The introduction of the "What the Butler Saw" machine coincides roughly with the development of photography, but before the development of the cinematographic projector. The machine consisted of a rolodex-type drum, upon which were fixed a number of cards with photographic images on them. Viewing the the sequence of cards in quick succession gives the impression of movement, just like a 'flick book'.

"What the Butler Saw" machines were constructed from cast iron, and often had a coin slot on the side. After depositing the required amount, the viewer would look into the viewfinder and crank a small handle on the side of the machine to animate the scene inside.

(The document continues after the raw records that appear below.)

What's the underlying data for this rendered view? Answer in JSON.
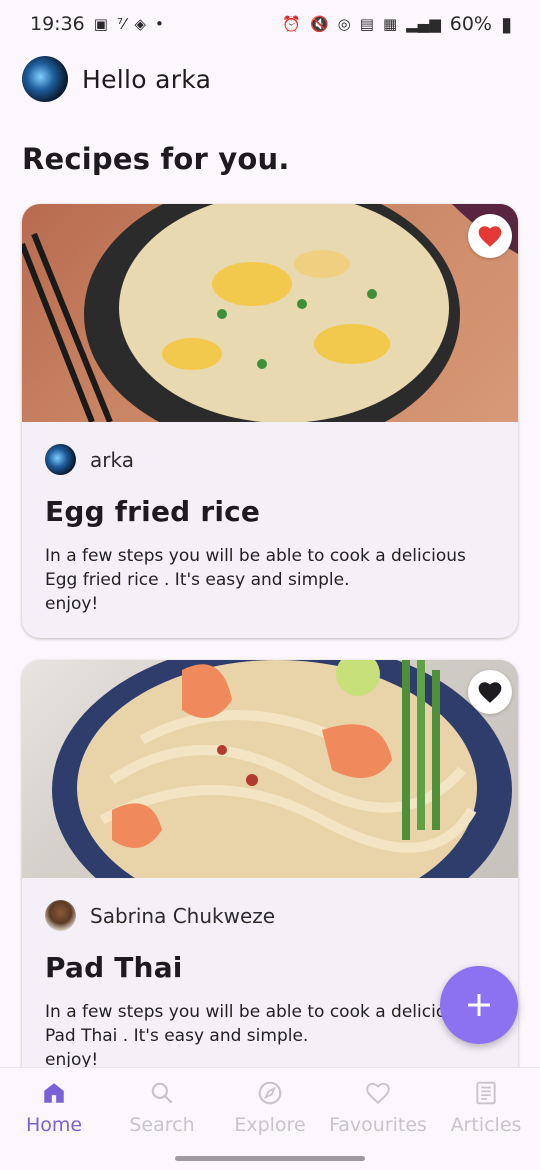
{
  "status_bar": {
    "time": "19:36",
    "battery": "60%"
  },
  "header": {
    "greeting": "Hello arka"
  },
  "section_title": "Recipes for you.",
  "recipes": [
    {
      "author": "arka",
      "title": "Egg fried rice",
      "description": "In a few steps you will be able to cook a delicious\nEgg fried rice . It's easy and simple.\nenjoy!",
      "favourited": true,
      "heart_color": "#e53935"
    },
    {
      "author": "Sabrina Chukweze",
      "title": "Pad Thai",
      "description": "In a few steps you will be able to cook a delicious\nPad Thai . It's easy and simple.\nenjoy!",
      "favourited": false,
      "heart_color": "#1d1b20"
    }
  ],
  "fab": {
    "icon": "plus-icon"
  },
  "bottom_nav": [
    {
      "label": "Home",
      "icon": "home-icon",
      "active": true
    },
    {
      "label": "Search",
      "icon": "search-icon",
      "active": false
    },
    {
      "label": "Explore",
      "icon": "compass-icon",
      "active": false
    },
    {
      "label": "Favourites",
      "icon": "heart-icon",
      "active": false
    },
    {
      "label": "Articles",
      "icon": "article-icon",
      "active": false
    }
  ],
  "colors": {
    "accent": "#7b61d6",
    "fab": "#8c72f0",
    "inactive_nav": "#c9c3cc"
  }
}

"What the Butler Saw" became synonymous with the mutoscope very quickly as the machines were quickly surpassed by the burgeoning phenomenon that was cinema - the machines were relegated to offering cheap titillation in seaside arcades, where, for a penny, you could witness "what the butler saw" - typically a rather tame, 'through the keyhole' peek at the lady of the house getting undressed or bathing, blissfully unaware that she had an audience.

The public life of these coin-operated machines' came to an abrupt end in Britain with decimalisation, in 1971. Now, just the like the butler himself, the "what the butler saw" machine is, for the most part, just a tiny part of the British collective identity.

Harmless entertainment or a training aid for seedy voyeurs? The decision is yours.